Quando os pesquisadores testaram isso nos 55 volumes do Treatise, o sistema produziu um banco de dados com 32.277 entidades de fósseis e 451.878 atributos. A equipe de especialistas humanos que revisou o trabalho descobriu que a IA foi notavelmente precisa, com uma pontuação média de cerca de 0,90 para encontrar os fósseis corretos e 0,91 para acertar os detalhes. Este é um salto enorme em eficiência; enquanto uma equipe de quatro humanos levou 45 dias para processar manualmente apenas um volume, o HERMES ajudou a equipe a terminar toda a série em um total de 53 dias-pessoa. Os autores observam que, sem essa ajuda automatizada, eles provavelmente nunca teriam tentado organizar toda a série.

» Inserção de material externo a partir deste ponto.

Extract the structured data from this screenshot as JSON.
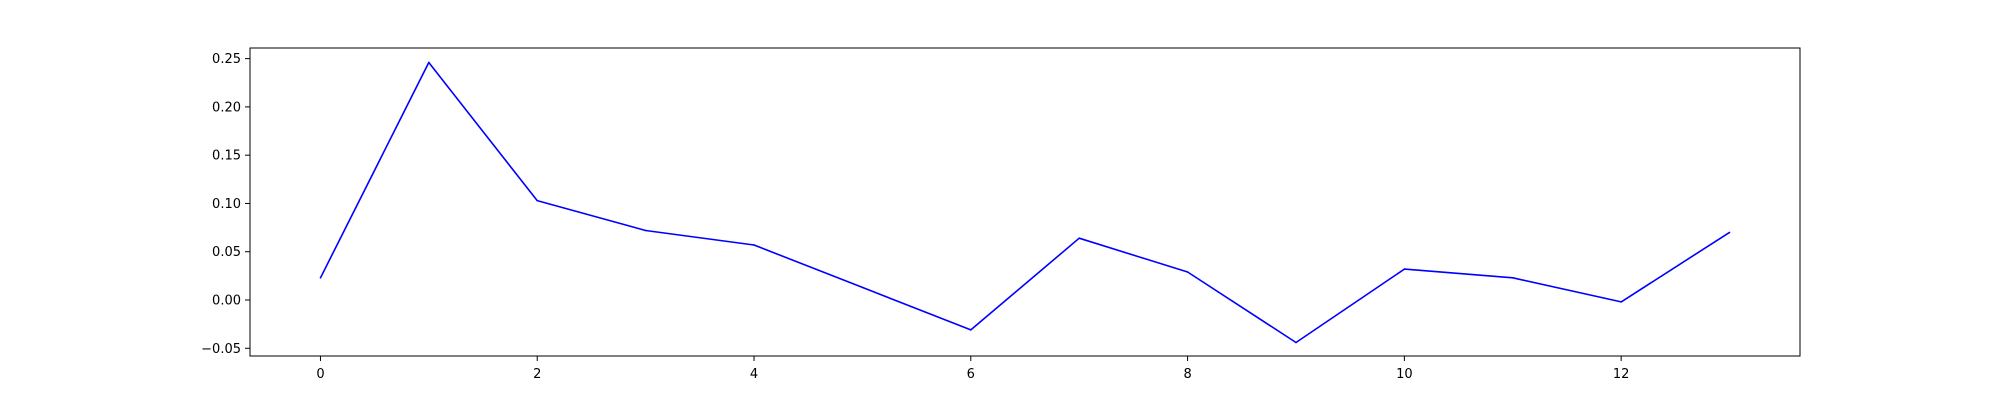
{
  "chart_data": {
    "type": "line",
    "title": "",
    "xlabel": "",
    "ylabel": "",
    "grid": false,
    "xlim": [
      -0.65,
      13.65
    ],
    "ylim": [
      -0.058,
      0.261
    ],
    "xticks": [
      0,
      2,
      4,
      6,
      8,
      10,
      12
    ],
    "xtick_labels": [
      "0",
      "2",
      "4",
      "6",
      "8",
      "10",
      "12"
    ],
    "yticks": [
      -0.05,
      0.0,
      0.05,
      0.1,
      0.15,
      0.2,
      0.25
    ],
    "ytick_labels": [
      "−0.05",
      "0.00",
      "0.05",
      "0.10",
      "0.15",
      "0.20",
      "0.25"
    ],
    "series": [
      {
        "color": "#0000ff",
        "x": [
          0,
          1,
          2,
          3,
          4,
          5,
          6,
          7,
          8,
          9,
          10,
          11,
          12,
          13
        ],
        "y": [
          0.023,
          0.246,
          0.103,
          0.072,
          0.057,
          0.013,
          -0.031,
          0.064,
          0.029,
          -0.044,
          0.032,
          0.023,
          -0.002,
          0.07
        ]
      }
    ]
  }
}
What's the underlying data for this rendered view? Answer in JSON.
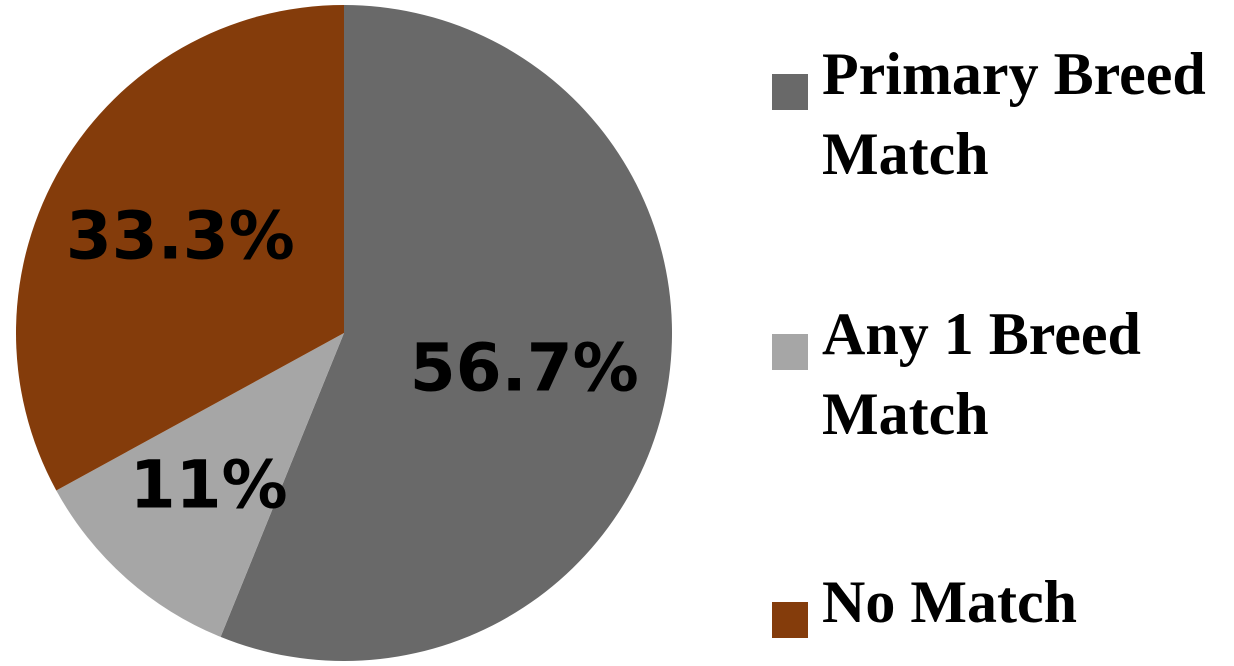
{
  "chart_data": {
    "type": "pie",
    "slices": [
      {
        "name": "Primary Breed Match",
        "value": 56.7,
        "label": "56.7%",
        "color": "#696969"
      },
      {
        "name": "Any 1 Breed Match",
        "value": 11,
        "label": "11%",
        "color": "#a6a6a6"
      },
      {
        "name": "No Match",
        "value": 33.3,
        "label": "33.3%",
        "color": "#843c0b"
      }
    ],
    "start": "12 o'clock",
    "direction": "clockwise",
    "legend_position": "right"
  },
  "legend": {
    "items": [
      {
        "label": "Primary Breed Match",
        "color": "#696969"
      },
      {
        "label": "Any 1 Breed Match",
        "color": "#a6a6a6"
      },
      {
        "label": "No Match",
        "color": "#843c0b"
      }
    ]
  }
}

O artigo também sugere que este método é flexível. Quando testaram o HERMES em livros sobre paleomagnetismo (o estudo da história magnética da Terra) e geoquímica (a química das rochas), ele não precisou ser treinado do zero. Eles apenas mudaram as regras que o "Validador" usava para verificar o trabalho, e o sistema lidou bem com os novos tipos de dados. No entanto, os autores fazem questão de apontar que o sistema não é perfeito. Às vezes, ele perde detalhes se o texto estiver dividido entre as páginas de uma forma confusa, ou se o livro original foi escaneado a partir de uma fotocópia borrada, fazendo com que o computador leia uma letra incorretamente (como transformar "Beraunia" em "Bcraunia"). Eles também enfatizam que, embora a IA faça o trabalho pesado, especialistas humanos ainda são necessários para verificar os resultados finais, especialmente para as partes mais complexas dos livros. O artigo conclui que essa abordagem multiagente oferece uma maneira prática de transformar arquivos científicos antigos e desorganizados em dados limpos e utilizáveis, mas funciona melhor quando humanos e máquinas trabalham juntos, com a IA realizando a maior parte da extração e os humanos fazendo a verificação final de qualidade.